Nov 09 09:25:10 merkaba systemd[1]: atopacct.service: Failed with result
'resources'
(I report this as one another bug when I get the chance, Mark, this again is
the /run/pacct_shadow.d: File exists issue I stumbled across before)
merkaba:~#3> rm -r /run/pacct_shadow.d
merkaba:~> systemctl stop atopacct
merkaba:~> ps aux | grep "[a]top"
merkaba:~#1> systemctl start atopacct ; strace -tt -f -o /tmp/atop.strace -p $
( pidof /usr/sbin/atopacctd )
strace: Process 14074 attached
4) merkaba:~> strace -tt -f -o /tmp/atop.strace atop 1 1 >/tmp/atop.out
Waited till some seconds after completion
5) merkaba:~> systemctl start atopacct ; strace -tt -f -o /tmp/atopacct.strace
-p $( pidof /usr/sbin/atopacctd )
strace: Process 14233 attached
^Cstrace: Process 14233 detached
Files attached. atopacct.strace is quite small. The strace misses the startup
of atopacctd even tough I directly start if after the systemctl start.
Thank you,
Observations ATOP system call trace:
------------------------------------
When atop starts, the following steps are taken:
1) Check if process accounting is controlled by the atopacct
daemon (verify the presence of a semaphore for this).

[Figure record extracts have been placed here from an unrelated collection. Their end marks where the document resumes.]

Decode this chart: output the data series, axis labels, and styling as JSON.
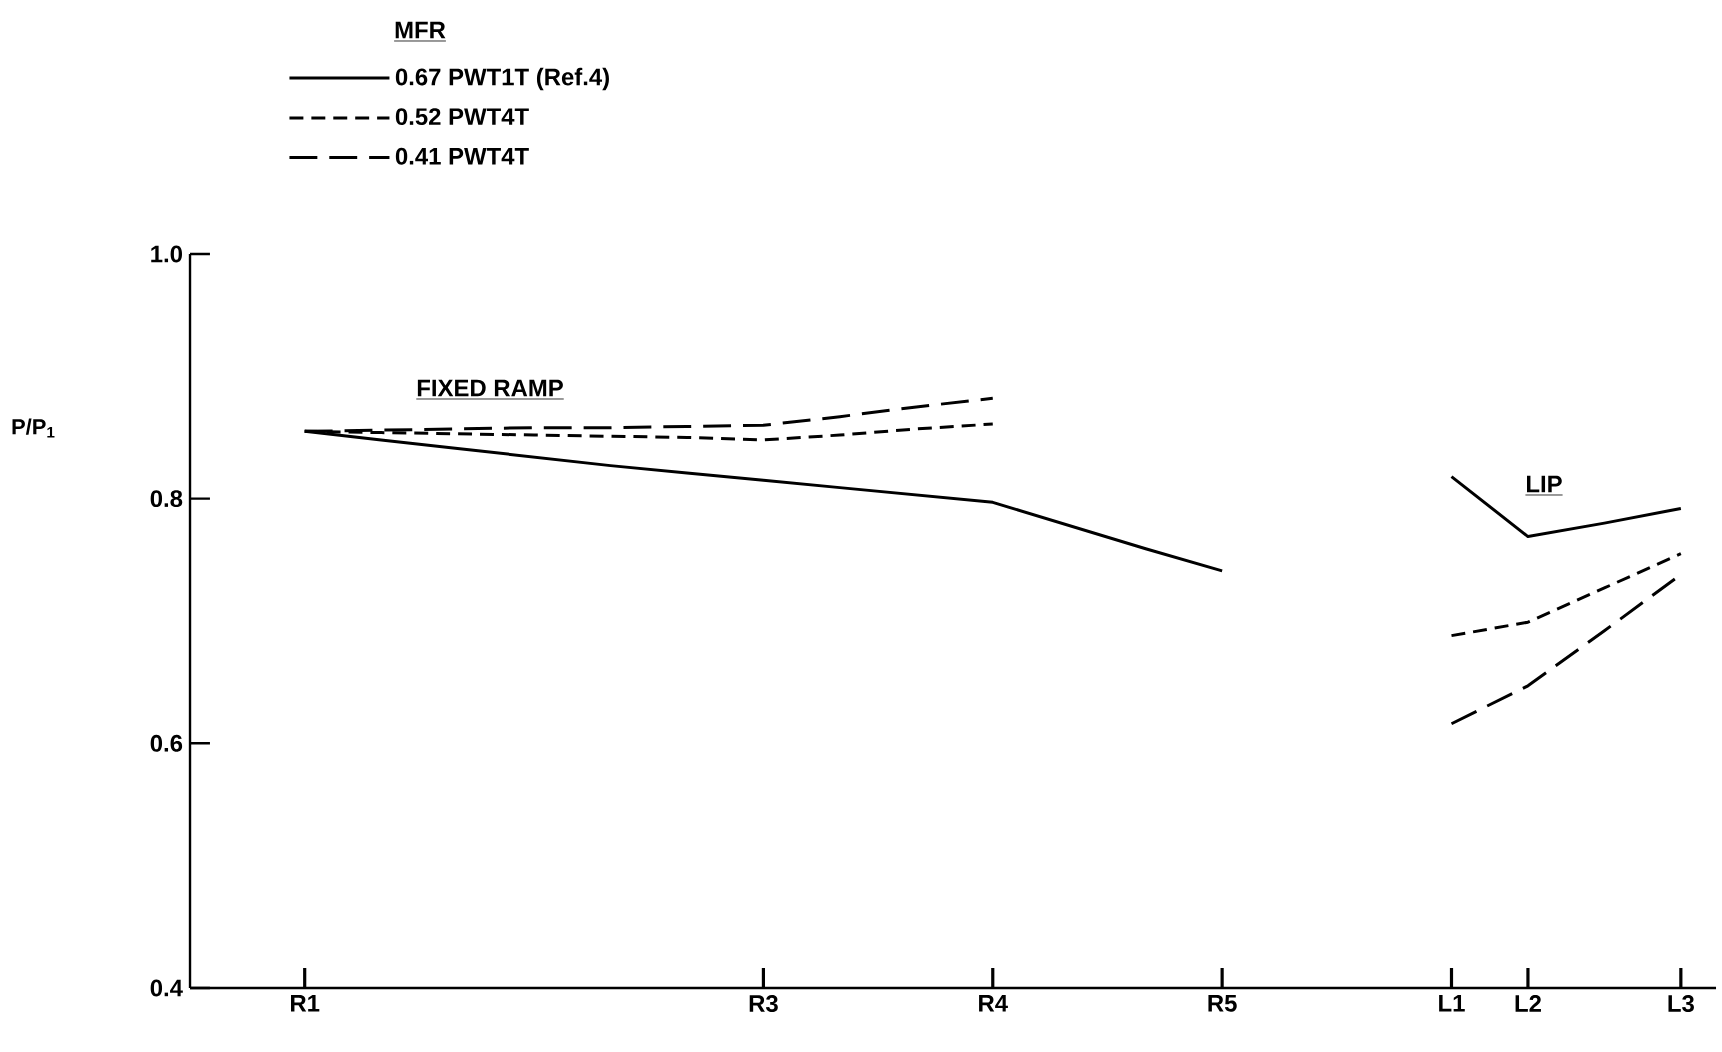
{
  "chart_data": {
    "type": "line",
    "ylabel": "P/P$_{1}$",
    "legend_title": "MFR",
    "categories": [
      "R1",
      null,
      null,
      null,
      null,
      null,
      "R3",
      null,
      null,
      "R4",
      null,
      null,
      "R5",
      null,
      null,
      "L1",
      "L2",
      null,
      "L3"
    ],
    "ylim": [
      0.4,
      1.0
    ],
    "yticks": [
      {
        "value": 0.4,
        "label": "0.4"
      },
      {
        "value": 0.6,
        "label": "0.6"
      },
      {
        "value": 0.8,
        "label": "0.8"
      },
      {
        "value": 1.0,
        "label": "1.0"
      }
    ],
    "series": [
      {
        "name": "0.67 PWT1T (Ref.4)",
        "color": "#000000",
        "line_style": "solid",
        "values": [
          0.855,
          0.848,
          0.841,
          0.834,
          0.827,
          0.821,
          0.815,
          0.809,
          0.803,
          0.797,
          0.778,
          0.759,
          0.741,
          null,
          null,
          0.818,
          0.769,
          0.78,
          0.792
        ]
      },
      {
        "name": "0.52 PWT4T",
        "color": "#000000",
        "line_style": "dashed",
        "values": [
          0.855,
          0.854,
          0.853,
          0.852,
          0.851,
          0.85,
          0.848,
          0.852,
          0.857,
          0.861,
          null,
          null,
          null,
          null,
          null,
          0.688,
          0.699,
          0.727,
          0.755
        ]
      },
      {
        "name": "0.41 PWT4T",
        "color": "#000000",
        "line_style": "dashed",
        "values": [
          0.855,
          0.856,
          0.857,
          0.858,
          0.858,
          0.859,
          0.86,
          0.867,
          0.875,
          0.882,
          null,
          null,
          null,
          null,
          null,
          0.616,
          0.647,
          0.692,
          0.738
        ]
      }
    ],
    "annotations": [
      "FIXED RAMP",
      "LIP"
    ],
    "legend": "top left",
    "marker": "none"
  }
}
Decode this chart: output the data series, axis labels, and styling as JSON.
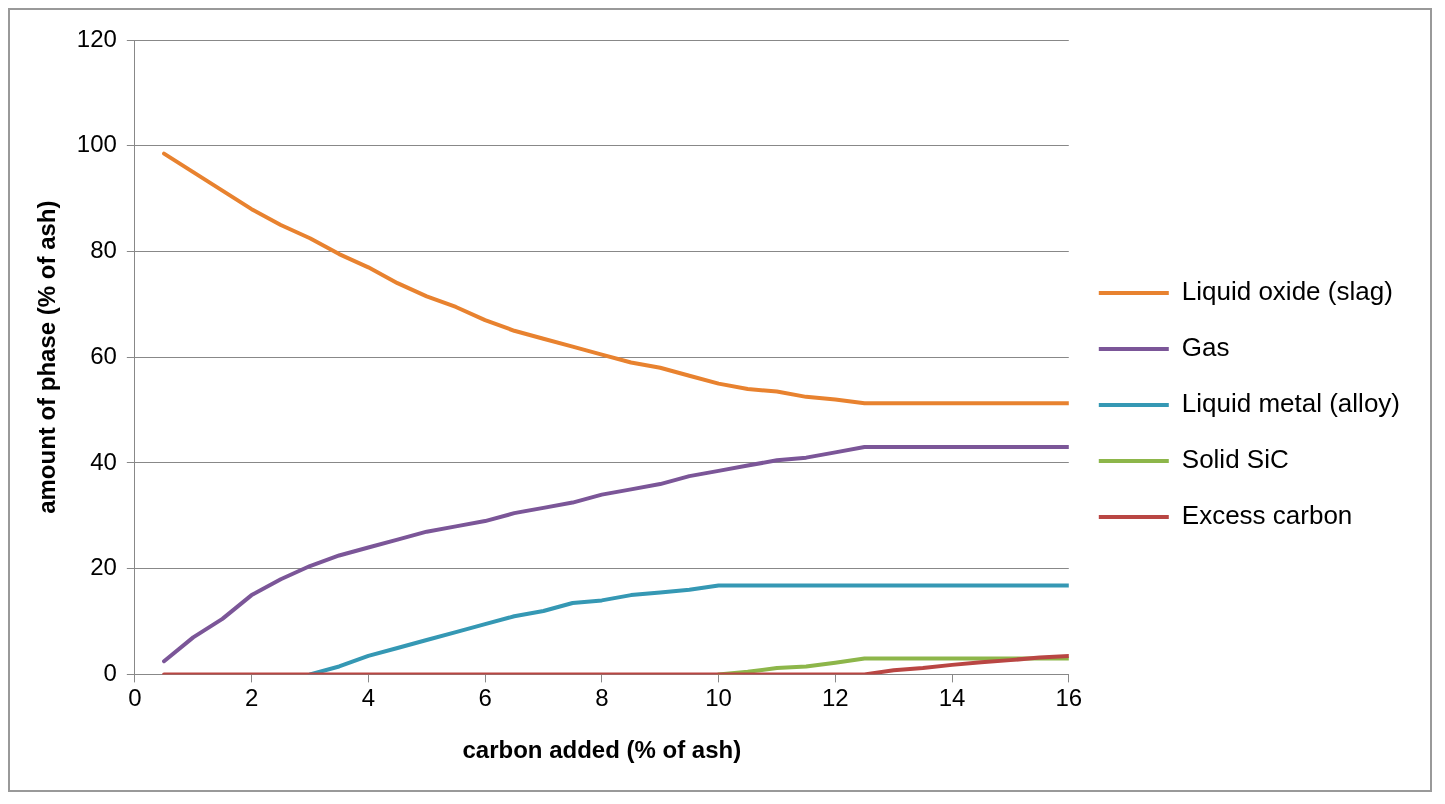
{
  "chart_data": {
    "type": "line",
    "xlabel": "carbon added (% of ash)",
    "ylabel": "amount of phase (% of ash)",
    "x": [
      0.5,
      1,
      1.5,
      2,
      2.5,
      3,
      3.5,
      4,
      4.5,
      5,
      5.5,
      6,
      6.5,
      7,
      7.5,
      8,
      8.5,
      9,
      9.5,
      10,
      10.5,
      11,
      11.5,
      12,
      12.5,
      13,
      13.5,
      14,
      14.5,
      15,
      15.5,
      16
    ],
    "series": [
      {
        "name": "Liquid oxide (slag)",
        "color": "#e8822f",
        "values": [
          98.5,
          95,
          91.5,
          88,
          85,
          82.5,
          79.5,
          77,
          74,
          71.5,
          69.5,
          67,
          65,
          63.5,
          62,
          60.5,
          59,
          58,
          56.5,
          55,
          54,
          53.5,
          52.5,
          52,
          51.3,
          51.3,
          51.3,
          51.3,
          51.3,
          51.3,
          51.3,
          51.3
        ]
      },
      {
        "name": "Gas",
        "color": "#7b5698",
        "values": [
          2.5,
          7,
          10.5,
          15,
          18,
          20.5,
          22.5,
          24,
          25.5,
          27,
          28,
          29,
          30.5,
          31.5,
          32.5,
          34,
          35,
          36,
          37.5,
          38.5,
          39.5,
          40.5,
          41,
          42,
          43,
          43,
          43,
          43,
          43,
          43,
          43,
          43
        ]
      },
      {
        "name": "Liquid metal (alloy)",
        "color": "#3598b4",
        "values": [
          null,
          null,
          null,
          null,
          null,
          0,
          1.5,
          3.5,
          5,
          6.5,
          8,
          9.5,
          11,
          12,
          13.5,
          14,
          15,
          15.5,
          16,
          16.8,
          16.8,
          16.8,
          16.8,
          16.8,
          16.8,
          16.8,
          16.8,
          16.8,
          16.8,
          16.8,
          16.8,
          16.8
        ]
      },
      {
        "name": "Solid SiC",
        "color": "#8db64a",
        "values": [
          null,
          null,
          null,
          null,
          null,
          null,
          null,
          null,
          null,
          null,
          null,
          null,
          null,
          null,
          null,
          null,
          null,
          null,
          null,
          0,
          0.5,
          1.2,
          1.5,
          2.2,
          3,
          3,
          3,
          3,
          3,
          3,
          3,
          3
        ]
      },
      {
        "name": "Excess carbon",
        "color": "#b94643",
        "values": [
          0,
          0,
          0,
          0,
          0,
          0,
          0,
          0,
          0,
          0,
          0,
          0,
          0,
          0,
          0,
          0,
          0,
          0,
          0,
          0,
          0,
          0,
          0,
          0,
          0,
          0.8,
          1.2,
          1.8,
          2.3,
          2.7,
          3.2,
          3.5
        ]
      }
    ],
    "xlim": [
      0,
      16
    ],
    "xticks": [
      0,
      2,
      4,
      6,
      8,
      10,
      12,
      14,
      16
    ],
    "ylim": [
      0,
      120
    ],
    "yticks": [
      0,
      20,
      40,
      60,
      80,
      100,
      120
    ],
    "grid": "y",
    "legend": "right",
    "marker": "none",
    "line_style": "solid"
  }
}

2) Read the first process accounting record in the current
shadow file to determine the type of accounting record.
3) If the current shadow file is empty (in case that the first
atop incarnation is started), for a child process which
immediately terminates to force an accounting record to
be written to the current shadow file.
Afterwards repeat step 2).
4) If the current shadow file is still empty after
forking/terminating a child process, apparently process
accounting does not work properly.
This is the reason why atop indicates "no procacct"!!
Observations ATOPACCTD system call trace:
------------------------------------
When atopacctd runs, the following steps are taken:
1) Wait for a message from the netlink socket (neutral
state).
2) When a process terminates, atopacctd receives
a message from the netlink socket releasing atopacctd
from its wait state.
3) Read the new process accounting record(s) from the pacct_source file
and write them
to the shadow file if at least one atop process is active (which is
the case here).
4) Continue with step 1.
The system call trace shows that atopacctd does NOT receive
a message from the netlink socket at the moment that atop
forks/terminates a child process. It remains pending in step 1.
Therefore atop thinks that process accounting is not activated.
So the question is why atopacctd is not informed by the kernel
via the netlink socket about the termination of a process?
And why does it only happen on this test system (I never encounter
these problems on my own system, neither do a lot of other atop users)?
1) Is the netlink interface configured in this kernel?
It is one of the options you can select while configuring the kernel.
2) Can you anyhow see that the pacct_source ever grows on this system?
If so, the process accounting mechanism and the netlink socket
anyhow works.
3) Is the psacct package installed on this system?
Sometimes this package disturbs the process accounting mechanism,
because
it switches on process accounting by itself.